Movies are books come to life, and I find this approach to storytelling of particular use in inspiring my muse. Don’t go with any ulterior motives, like seeking out book ideas. Just go for the simple enjoyment of a story.

When I’m in need of a quick jump start, Netflix or my DVD collection can help me out. However, when my muse is really digging in his heels, it’s time to head out to the Cineplex to really immerse myself in another world for a while.

I can’t stress enough the value of Getting Out Of The House when your muse is missing in action. Lure them back by playing hard to get! It’s a bizarre yin and yang thing—if you’re just sitting around at home waiting for inspiration, your muse may blow you a strawberry and skip off on an adventure. But leave the house yourself and your muse may well pop back in to find out what the heck you’re doing. I’ve come home to find my muse sitting alone in my writing chair, tapping his foot with that impatient “Where have you been?” look on his face. Mission accomplished.

Eat Your Favorite Food

When I’ve been in full writing mania for a while, I can get burned out.
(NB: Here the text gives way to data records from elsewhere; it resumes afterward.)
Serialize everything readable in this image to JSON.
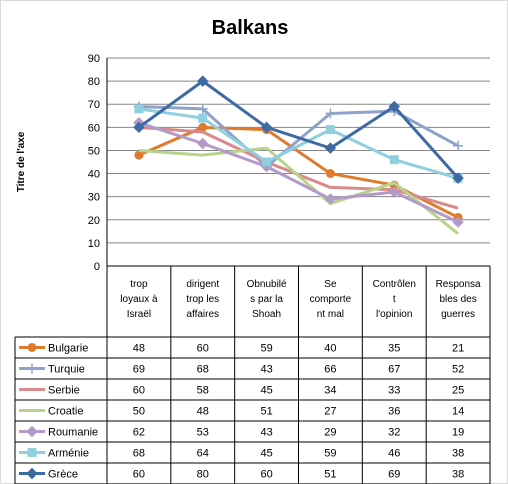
{
  "chart_data": {
    "type": "line",
    "title": "Balkans",
    "ylabel": "Titre de l'axe",
    "ylim": [
      0,
      90
    ],
    "ytick_step": 10,
    "grid": true,
    "legend": "data-table-left",
    "categories": [
      [
        "trop",
        "loyaux à",
        "Israël"
      ],
      [
        "dirigent",
        "trop les",
        "affaires"
      ],
      [
        "Obnubilé",
        "s par la",
        "Shoah"
      ],
      [
        "Se",
        "comporte",
        "nt mal"
      ],
      [
        "Contrôlen",
        "t",
        "l'opinion"
      ],
      [
        "Responsa",
        "bles des",
        "guerres"
      ]
    ],
    "series": [
      {
        "name": "Bulgarie",
        "color": "#e07b2e",
        "marker": "circle",
        "values": [
          48,
          60,
          59,
          40,
          35,
          21
        ]
      },
      {
        "name": "Turquie",
        "color": "#8fa3c8",
        "marker": "plus",
        "values": [
          69,
          68,
          43,
          66,
          67,
          52
        ]
      },
      {
        "name": "Serbie",
        "color": "#d98a8a",
        "marker": "none",
        "values": [
          60,
          58,
          45,
          34,
          33,
          25
        ]
      },
      {
        "name": "Croatie",
        "color": "#b8d48c",
        "marker": "none",
        "values": [
          50,
          48,
          51,
          27,
          36,
          14
        ]
      },
      {
        "name": "Roumanie",
        "color": "#b49ac9",
        "marker": "diamond",
        "values": [
          62,
          53,
          43,
          29,
          32,
          19
        ]
      },
      {
        "name": "Arménie",
        "color": "#8fcfdf",
        "marker": "square",
        "values": [
          68,
          64,
          45,
          59,
          46,
          38
        ]
      },
      {
        "name": "Grèce",
        "color": "#3d6aa3",
        "marker": "diamond",
        "values": [
          60,
          80,
          60,
          51,
          69,
          38
        ]
      }
    ]
  }
}
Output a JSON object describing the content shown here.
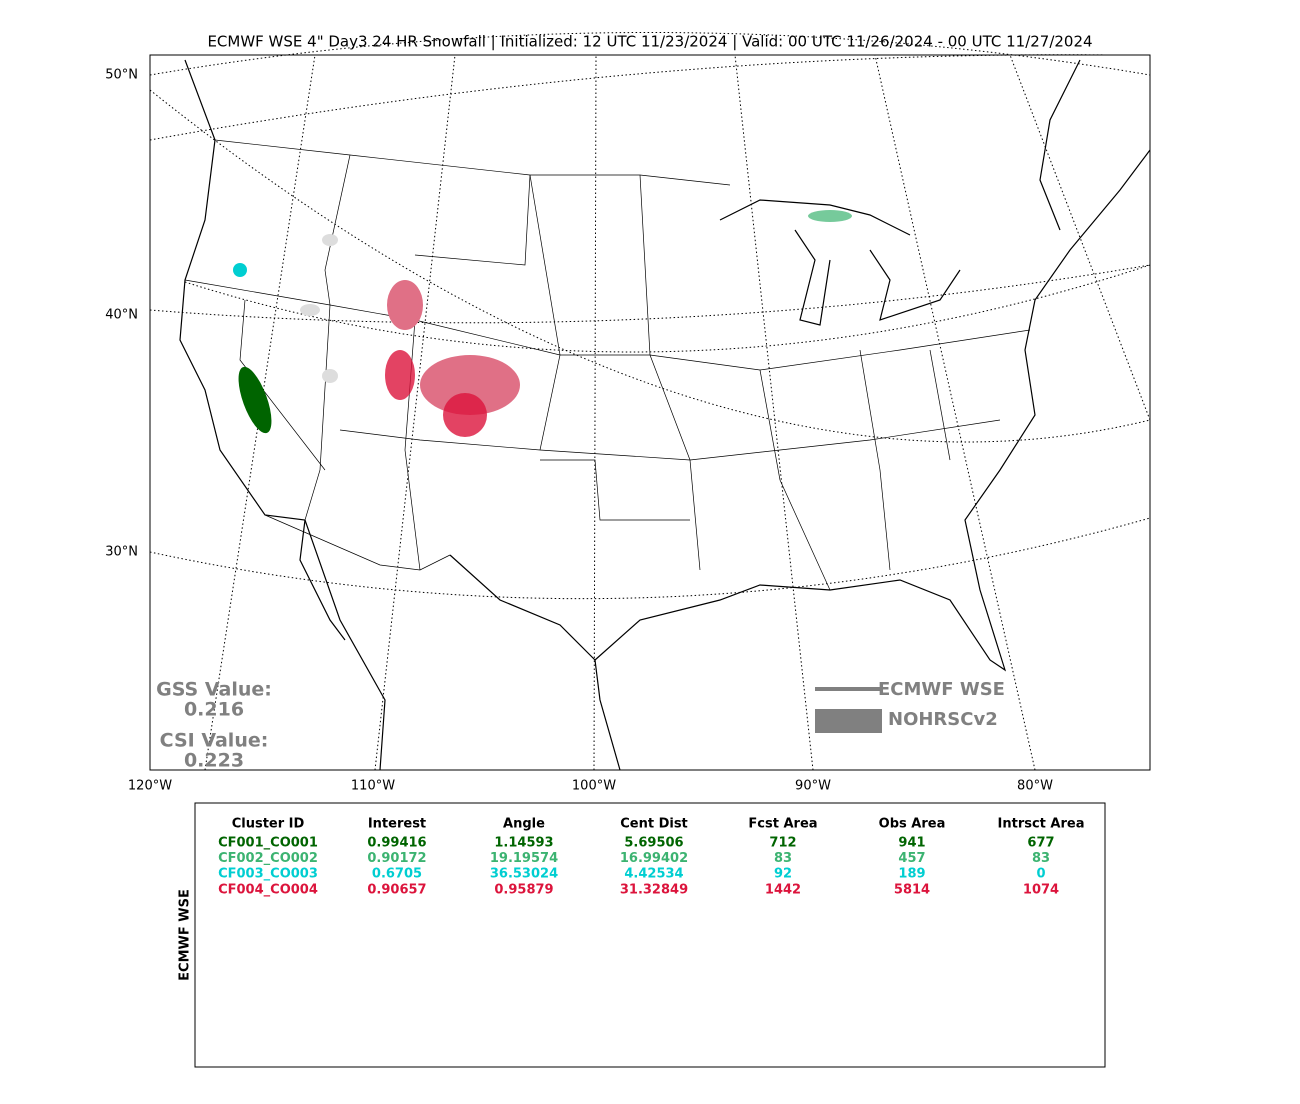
{
  "title": "ECMWF WSE 4\" Day3 24 HR Snowfall | Initialized: 12 UTC 11/23/2024 | Valid: 00 UTC 11/26/2024 - 00 UTC 11/27/2024",
  "map": {
    "lat_labels": [
      "50°N",
      "40°N",
      "30°N"
    ],
    "lon_labels": [
      "120°W",
      "110°W",
      "100°W",
      "90°W",
      "80°W"
    ],
    "gss_label": "GSS Value:",
    "gss_value": "0.216",
    "csi_label": "CSI Value:",
    "csi_value": "0.223",
    "legend": [
      "ECMWF WSE",
      "NOHRSCv2"
    ]
  },
  "table": {
    "side_label": "ECMWF WSE",
    "columns": [
      "Cluster ID",
      "Interest",
      "Angle",
      "Cent Dist",
      "Fcst Area",
      "Obs Area",
      "Intrsct Area"
    ],
    "row_colors": [
      "#006400",
      "#3cb371",
      "#00ced1",
      "#dc143c"
    ],
    "rows": [
      [
        "CF001_CO001",
        "0.99416",
        "1.14593",
        "5.69506",
        "712",
        "941",
        "677"
      ],
      [
        "CF002_CO002",
        "0.90172",
        "19.19574",
        "16.99402",
        "83",
        "457",
        "83"
      ],
      [
        "CF003_CO003",
        "0.6705",
        "36.53024",
        "4.42534",
        "92",
        "189",
        "0"
      ],
      [
        "CF004_CO004",
        "0.90657",
        "0.95879",
        "31.32849",
        "1442",
        "5814",
        "1074"
      ]
    ]
  }
}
Part of this is just too much work and not enough play, but I also find I don’t eat properly when I’m acting like a crazed writer. I talk to enough fellow writers to know I’m hardly alone in this. But if we aren’t feeding our brains well, we can’t expect them to spit out endless streams of brilliance.

What’s your favorite food? Tiramasu? Prime rib? Homemade mac-n-cheese? Get a hold of some and devour without guilt. (Bonus points if it has chocolate.) After that treat, make a concerted effort to eat regular and reasonably decent meals. No living off Top Ramen and Starbucks for weeks on end. I find keeping a food diary extremely helpful—if I have to hold myself accountable by writing down what I’ve eaten, I tend to think more carefully about what I’ll have to write.
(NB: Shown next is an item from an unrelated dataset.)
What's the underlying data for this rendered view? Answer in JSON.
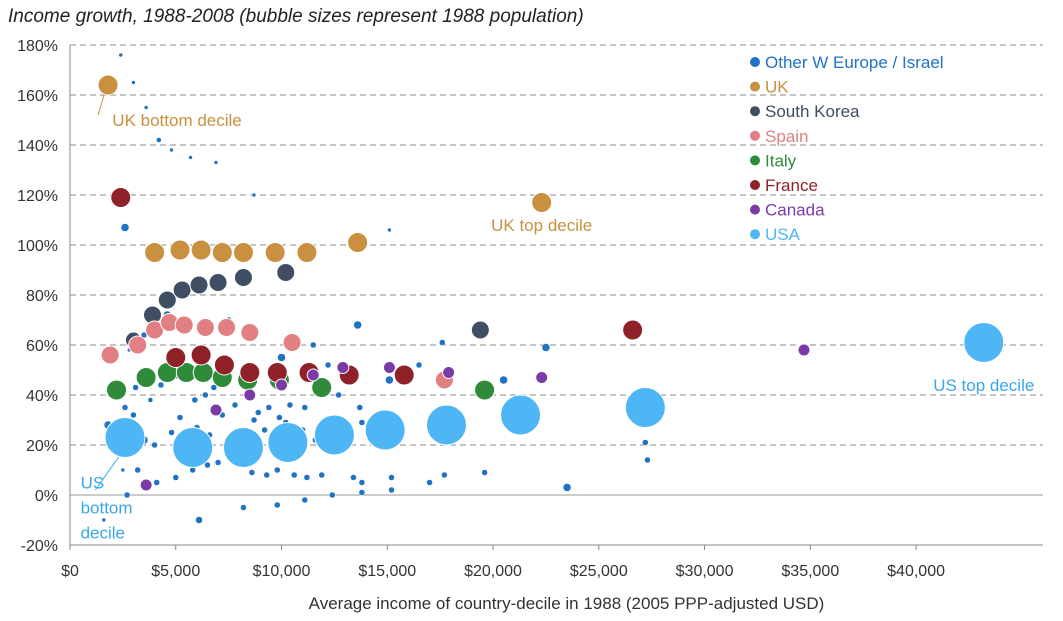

At some point while applying these care-and-feeding tips, most muses will show up with souvenirs, suntans, and ready-to-go attitudes. (Some are more stubborn, and there are other tips out there for how to lure them out of hiding). I’m happy to say mine showed up right around library time, although I persisted with a movie day and am planning a favorite food day soon.


What are your favorite tricks for getting your muse back to work?